Covid: vaccination finally on track in Brazil

After a sluggish and chaotic start, the vaccination against Covid-19 in Brazil is running at full speed and is accompanied by a significant drop in the number of deaths in the second most bereaved country in the world by the pandemic.

Recognized worldwide for its ability to set up massive immunization campaigns in record time, this country of 213 million inhabitants only started anti-ovid vaccination in mid-January, more than a month after the Most European countries or neighboring Argentina.

And vaccination progressed slowly at the beginning, with interruptions due to the lack of available doses, a delay attributed by specialists to the chaotic management of the Bolsonaro government, in a country which is close to 600,000 deaths from Covid-19.

But today, Brazil has already injected more than 214 million doses, to reach the 4th world rank, after China, India and the United States, according to the data analysis site Our World in Data.

Above all, it is the third country that currently vaccinates the most, with 1.5 million daily injections on average.

Brazil has decided to initially focus on mass vaccination with a first dose, with longer intervals for the second to preserve stocks.

While 67.6% of the population has already received the first dose, only 35.5% have been fully immunized, much less than in France (69.6%), Chile (69.4%) or the United States. United (54.1%).

But Brazil is still in third position among the ten most populous countries.

Result: the number of deaths caused by Covid-19 has fallen sharply, to less than 500 daily deaths on average, against more than 2,000 in June and 1,000 at the end of July.

“Too late”

“The acceleration began in May-June, with the arrival of a greater number of doses and a more coherent campaign,” José David Urbáez, president of the Society of Infectious Diseases of Brasilia, told AFP.

Another major asset: strong support from the population, more than 90% of Brazilians wanting to be vaccinated according to the latest surveys.

And yet, they were anything but encouraged by far-right President Jair Bolsonaro, who has multiplied controversial statements about vaccines. He went so far as to say that the vaccine could “turn people into crocodiles” because of its side effects and that he would be “the last Brazilian to be vaccinated”.

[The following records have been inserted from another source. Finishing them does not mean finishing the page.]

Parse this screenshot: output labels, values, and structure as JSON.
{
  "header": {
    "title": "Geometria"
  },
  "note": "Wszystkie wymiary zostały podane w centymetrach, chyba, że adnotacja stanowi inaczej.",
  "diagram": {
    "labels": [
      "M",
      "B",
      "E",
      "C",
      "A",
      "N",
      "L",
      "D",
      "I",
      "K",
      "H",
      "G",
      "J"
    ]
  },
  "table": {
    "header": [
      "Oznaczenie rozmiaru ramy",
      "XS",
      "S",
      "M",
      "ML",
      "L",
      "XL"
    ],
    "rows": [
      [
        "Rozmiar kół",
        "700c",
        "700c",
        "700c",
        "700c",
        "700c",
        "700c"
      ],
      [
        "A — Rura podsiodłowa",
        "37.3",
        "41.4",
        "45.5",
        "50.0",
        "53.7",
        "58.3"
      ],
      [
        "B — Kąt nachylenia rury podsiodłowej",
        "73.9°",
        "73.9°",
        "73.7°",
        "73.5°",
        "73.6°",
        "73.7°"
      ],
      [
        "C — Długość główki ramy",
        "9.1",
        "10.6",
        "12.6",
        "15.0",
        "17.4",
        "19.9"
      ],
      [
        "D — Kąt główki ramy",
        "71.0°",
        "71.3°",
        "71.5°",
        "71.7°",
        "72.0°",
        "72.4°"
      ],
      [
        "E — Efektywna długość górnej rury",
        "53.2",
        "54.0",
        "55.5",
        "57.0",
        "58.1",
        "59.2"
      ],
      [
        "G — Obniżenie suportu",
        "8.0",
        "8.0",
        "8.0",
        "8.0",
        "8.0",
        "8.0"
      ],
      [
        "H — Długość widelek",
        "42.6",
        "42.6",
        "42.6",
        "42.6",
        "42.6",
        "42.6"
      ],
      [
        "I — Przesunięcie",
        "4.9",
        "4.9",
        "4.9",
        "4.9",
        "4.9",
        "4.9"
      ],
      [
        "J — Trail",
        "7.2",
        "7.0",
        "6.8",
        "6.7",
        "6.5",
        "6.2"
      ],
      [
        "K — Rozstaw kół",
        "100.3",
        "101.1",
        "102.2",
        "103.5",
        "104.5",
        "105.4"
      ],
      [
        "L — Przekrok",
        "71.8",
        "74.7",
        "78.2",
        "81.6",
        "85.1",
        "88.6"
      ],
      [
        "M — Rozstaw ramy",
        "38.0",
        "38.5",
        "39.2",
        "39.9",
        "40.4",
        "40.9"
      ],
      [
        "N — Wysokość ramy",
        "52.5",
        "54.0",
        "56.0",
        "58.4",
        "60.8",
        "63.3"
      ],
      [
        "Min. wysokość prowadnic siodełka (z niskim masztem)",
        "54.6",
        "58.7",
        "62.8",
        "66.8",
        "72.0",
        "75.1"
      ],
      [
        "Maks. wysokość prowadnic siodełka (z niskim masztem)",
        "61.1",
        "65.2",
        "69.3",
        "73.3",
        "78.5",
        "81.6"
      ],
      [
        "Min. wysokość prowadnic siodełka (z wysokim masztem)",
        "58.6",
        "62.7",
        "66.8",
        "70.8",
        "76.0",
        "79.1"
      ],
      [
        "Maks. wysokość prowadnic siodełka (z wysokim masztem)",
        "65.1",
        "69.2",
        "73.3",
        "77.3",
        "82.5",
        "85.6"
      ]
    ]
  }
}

The government is strongly criticized for its lack of anticipation in the acquisition of vaccines. Not to mention the repeated attacks against China, which, according to the opposition, caused delays in the delivery of doses or active ingredients to manufacture them.

“It started too late,” said Paula Vasconcelos, “relieved” to have been able to vaccinate her teenage daughter in Brasilia.

“Hundreds of thousands of deaths could have been avoided” if the government had been less “denial”, denounces Monica de Barros, a 57-year-old pensioner, when receiving her second dose.

Suspicion of corruption

If the government had started negotiating the purchase of vaccines earlier, mid-2020, “in May or June of this year, we would have already vaccinated the population necessary” to control the pandemic, explains José David Urbáez.

A Senate parliamentary commission of inquiry (CPI) has been looking for several months into the management of the health crisis, including suspicions of corruption in the purchase of vaccines.

What strongly undermine the popularity of President Bolsonaro, who has only 24% of favorable opinions, while, despite the improvement in the health situation, the country remains undermined by unemployment and galloping inflation.

“The acceleration of vaccination will have very positive consequences for Brazil, such as the reduction in the number of deaths and the resumption of economic activities, but it will hardly translate into an increase in popularity” of the Head of State, believes political scientist Maurício Santoro.

In a cartoon published by the newspaper Diario Catarinense, Jair Bolsonaro can be seen breaking into a vaccination post to ask, “Do you have an ICC vaccine?”